17.10 - Maintenance Cost as Function of Hits for Each Data Block - Advanced SQL Engine - Teradata Database

Teradata Vantage™ - Database Design

Product
Advanced SQL Engine
Teradata Database
Release Number
17.10
Release Date
July 2021
Content Type
User Guide
Publication ID
B035-1094-171K
Language
English (United States)

The number of hits per block is a measure of how many rows in a data block are accessed (inserted, deleted, or updated) during an operation on a table. Generally speaking, the greater the number of hits per block, the better the performance provided the hits can be combined into one update of the data block, as would be the case, for example, with an INSERT ... SELECT involving a set of updates containing multiple rows.

If a large number of the data blocks for a table have become significantly smaller than half the maximum size for the defined maximum data block size, an appropriate specification for the MERGEBLOCKRATIO option of the ALTER TABLE and CREATE TABLE statements can enable the file system to merge up to 8 data blocks into a single larger data block. For more information, see Teradata Vantage™ - SQL Data Definition Language Syntax and Examples, B035-1144.

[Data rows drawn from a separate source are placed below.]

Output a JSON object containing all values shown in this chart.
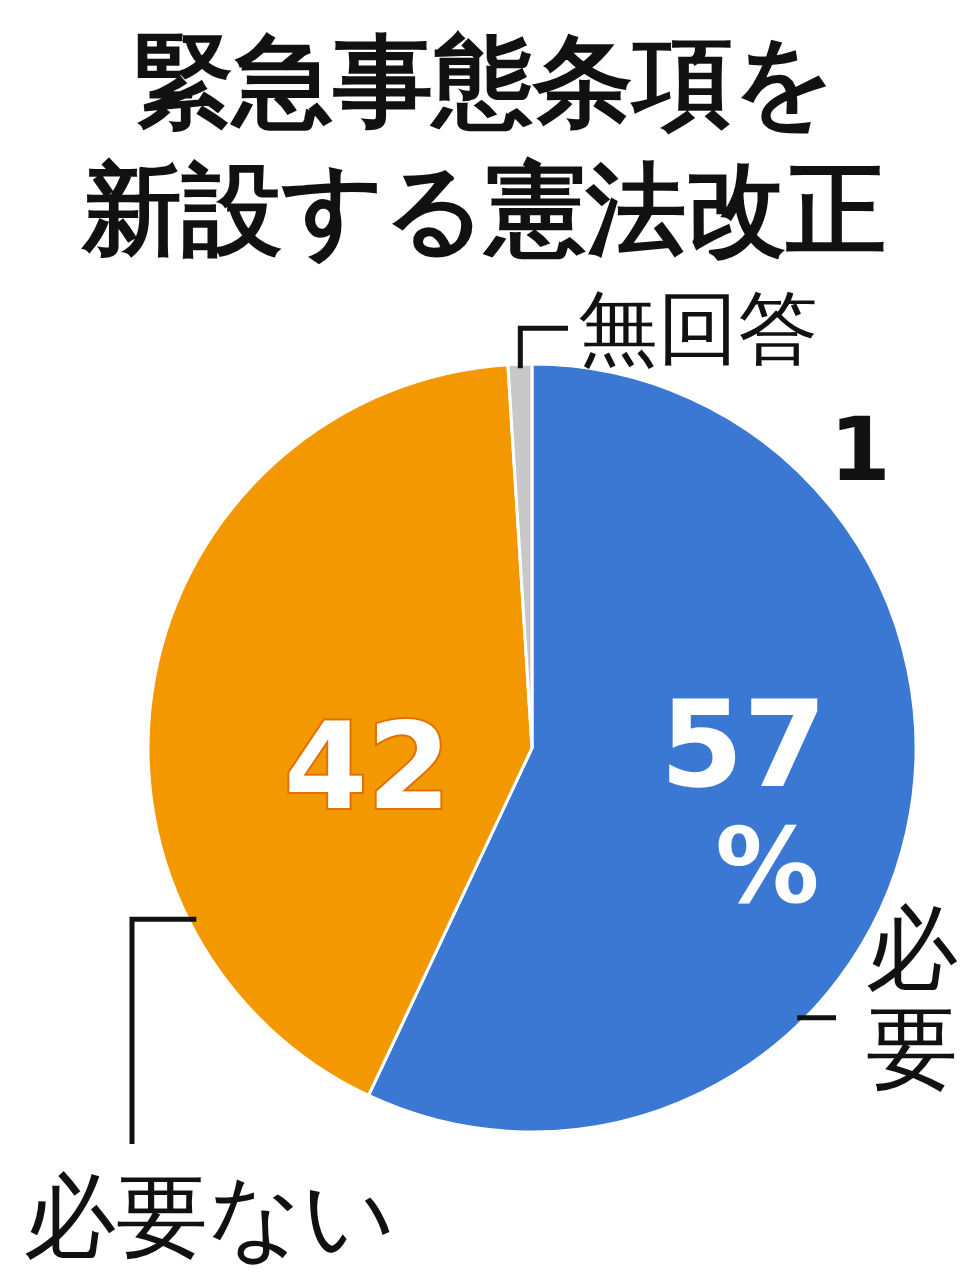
{
  "chart_data": {
    "type": "pie",
    "title": "緊急事態条項を新設する憲法改正",
    "categories": [
      "必要",
      "必要ない",
      "無回答"
    ],
    "values": [
      57,
      42,
      1
    ],
    "colors": [
      "#3a78d4",
      "#f39800",
      "#c8c8c8"
    ],
    "value_labels": [
      "57%",
      "42",
      "1"
    ]
  }
}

On the other hand, if each hit of a data block involves a separate read operation, with hits occurring semi-randomly, performance is worse.

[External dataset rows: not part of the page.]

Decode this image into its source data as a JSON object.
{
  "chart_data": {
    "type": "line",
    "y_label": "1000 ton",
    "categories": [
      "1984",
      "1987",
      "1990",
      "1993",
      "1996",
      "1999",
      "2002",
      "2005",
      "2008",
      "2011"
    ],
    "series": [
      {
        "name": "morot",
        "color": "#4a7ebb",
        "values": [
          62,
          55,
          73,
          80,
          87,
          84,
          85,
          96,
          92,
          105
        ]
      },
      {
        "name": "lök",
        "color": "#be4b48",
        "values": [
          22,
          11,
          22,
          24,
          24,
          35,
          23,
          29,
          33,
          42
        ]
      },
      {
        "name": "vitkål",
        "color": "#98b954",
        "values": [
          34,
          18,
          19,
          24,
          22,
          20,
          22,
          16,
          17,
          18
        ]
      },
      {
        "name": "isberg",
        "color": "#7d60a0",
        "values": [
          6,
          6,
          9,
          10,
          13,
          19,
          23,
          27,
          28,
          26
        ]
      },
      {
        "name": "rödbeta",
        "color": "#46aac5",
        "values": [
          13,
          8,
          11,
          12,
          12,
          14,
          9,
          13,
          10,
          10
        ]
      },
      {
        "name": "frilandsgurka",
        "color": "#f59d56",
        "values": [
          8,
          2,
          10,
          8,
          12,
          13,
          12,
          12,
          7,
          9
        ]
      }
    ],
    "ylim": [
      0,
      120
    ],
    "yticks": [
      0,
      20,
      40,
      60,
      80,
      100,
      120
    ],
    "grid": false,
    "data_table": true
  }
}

Data Processing Scenarios for the Hit Rates Studied

The following table provides example data processing scenarios that correspond with the hit rates studied.

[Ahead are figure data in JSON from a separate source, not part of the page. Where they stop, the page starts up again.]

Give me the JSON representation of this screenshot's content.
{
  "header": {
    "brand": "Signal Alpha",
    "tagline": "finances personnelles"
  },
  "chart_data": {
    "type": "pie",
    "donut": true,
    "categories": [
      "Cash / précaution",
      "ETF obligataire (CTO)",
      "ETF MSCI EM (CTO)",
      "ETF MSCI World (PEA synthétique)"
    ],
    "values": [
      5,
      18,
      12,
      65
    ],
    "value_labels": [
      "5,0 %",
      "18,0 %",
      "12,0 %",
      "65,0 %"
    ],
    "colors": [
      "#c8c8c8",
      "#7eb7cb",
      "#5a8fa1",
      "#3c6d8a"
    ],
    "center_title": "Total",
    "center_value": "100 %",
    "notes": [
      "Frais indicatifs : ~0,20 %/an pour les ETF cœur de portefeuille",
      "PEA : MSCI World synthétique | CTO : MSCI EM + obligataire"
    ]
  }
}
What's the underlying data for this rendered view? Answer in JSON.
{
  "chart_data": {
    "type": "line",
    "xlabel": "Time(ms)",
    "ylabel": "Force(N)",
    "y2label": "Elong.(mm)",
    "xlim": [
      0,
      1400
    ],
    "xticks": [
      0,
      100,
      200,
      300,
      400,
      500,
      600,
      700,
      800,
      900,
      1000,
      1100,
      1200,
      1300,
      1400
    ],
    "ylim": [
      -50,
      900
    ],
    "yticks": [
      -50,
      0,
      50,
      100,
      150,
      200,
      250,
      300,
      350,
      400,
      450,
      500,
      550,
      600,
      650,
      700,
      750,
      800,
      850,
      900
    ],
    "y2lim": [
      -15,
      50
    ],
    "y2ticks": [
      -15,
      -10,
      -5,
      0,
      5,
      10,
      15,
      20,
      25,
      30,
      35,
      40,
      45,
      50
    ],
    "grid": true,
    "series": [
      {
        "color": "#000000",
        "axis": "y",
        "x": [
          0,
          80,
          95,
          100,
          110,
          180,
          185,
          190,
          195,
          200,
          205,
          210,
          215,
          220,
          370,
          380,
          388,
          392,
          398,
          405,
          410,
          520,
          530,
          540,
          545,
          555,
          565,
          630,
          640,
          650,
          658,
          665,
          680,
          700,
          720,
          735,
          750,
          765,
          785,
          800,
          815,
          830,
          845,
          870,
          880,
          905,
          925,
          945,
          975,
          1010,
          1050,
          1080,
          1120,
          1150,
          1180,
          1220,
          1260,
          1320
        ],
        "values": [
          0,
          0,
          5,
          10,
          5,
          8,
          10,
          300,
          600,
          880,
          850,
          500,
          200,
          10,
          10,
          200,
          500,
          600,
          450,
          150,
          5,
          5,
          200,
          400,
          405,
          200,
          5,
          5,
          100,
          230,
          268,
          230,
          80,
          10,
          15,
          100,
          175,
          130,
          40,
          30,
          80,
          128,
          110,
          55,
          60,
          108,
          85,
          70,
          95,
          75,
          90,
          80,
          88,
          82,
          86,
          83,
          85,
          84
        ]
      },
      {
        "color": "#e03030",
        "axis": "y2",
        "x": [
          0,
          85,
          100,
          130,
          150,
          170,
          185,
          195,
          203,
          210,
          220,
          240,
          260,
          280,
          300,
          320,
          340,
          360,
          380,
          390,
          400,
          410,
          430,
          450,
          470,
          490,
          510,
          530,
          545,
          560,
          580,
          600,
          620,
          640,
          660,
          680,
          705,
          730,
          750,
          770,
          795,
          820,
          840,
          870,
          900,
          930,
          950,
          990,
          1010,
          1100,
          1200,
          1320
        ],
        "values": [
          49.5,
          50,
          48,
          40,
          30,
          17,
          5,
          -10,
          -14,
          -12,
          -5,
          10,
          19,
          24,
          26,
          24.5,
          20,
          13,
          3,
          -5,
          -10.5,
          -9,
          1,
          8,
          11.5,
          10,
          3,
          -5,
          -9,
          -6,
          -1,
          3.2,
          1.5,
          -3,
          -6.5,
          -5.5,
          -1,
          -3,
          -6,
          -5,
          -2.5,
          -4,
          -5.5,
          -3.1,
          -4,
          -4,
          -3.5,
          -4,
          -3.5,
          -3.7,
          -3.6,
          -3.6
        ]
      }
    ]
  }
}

Number of Hits per Data Block Percentage of Rows Touched Scenario
             1            0.2 Update a table that contains 500 days of data (roughly 1.5 years) with one typical day of data.
             5            1.0 Insert into a table that contains 104 weeks of data (2 years) one typical week of data.
           20            4.0 Delete from a table that contains 104 weeks of data (2 years) one typical month (4 weeks) of data.

Standard Test Procedure

The standard procedure for these tests was to make any maintenance changes to the left table in the join.

Maintenance Costs In Terms of Elapsed Time

Elapsed times increase as a function of increased hits per data block because more rows are touched. At the same time, the CPU path per row times decrease because the elapsed times increase at a lesser rate than the increase in the number of rows touched.

Maintenance Costs In Terms of CPU Path Length Per Transaction

Suppose you report the same information in terms of CPU path length per transaction. For this data, the term transaction equates to qualifying row. This number is a measure of the amount of CPU time a transaction requires; roughly, the number of instructions performed per transaction.

CPU path per transaction is a better way to compare various manipulations than elapsed time for two reasons:
  • CPU path per transaction figures include both CPU utilization information and elapsed time.
  • Because the measure is normalized, it factors out configuration-specific variables such as number of CPUs per node and number of nodes, making the numbers comparable across all configurations.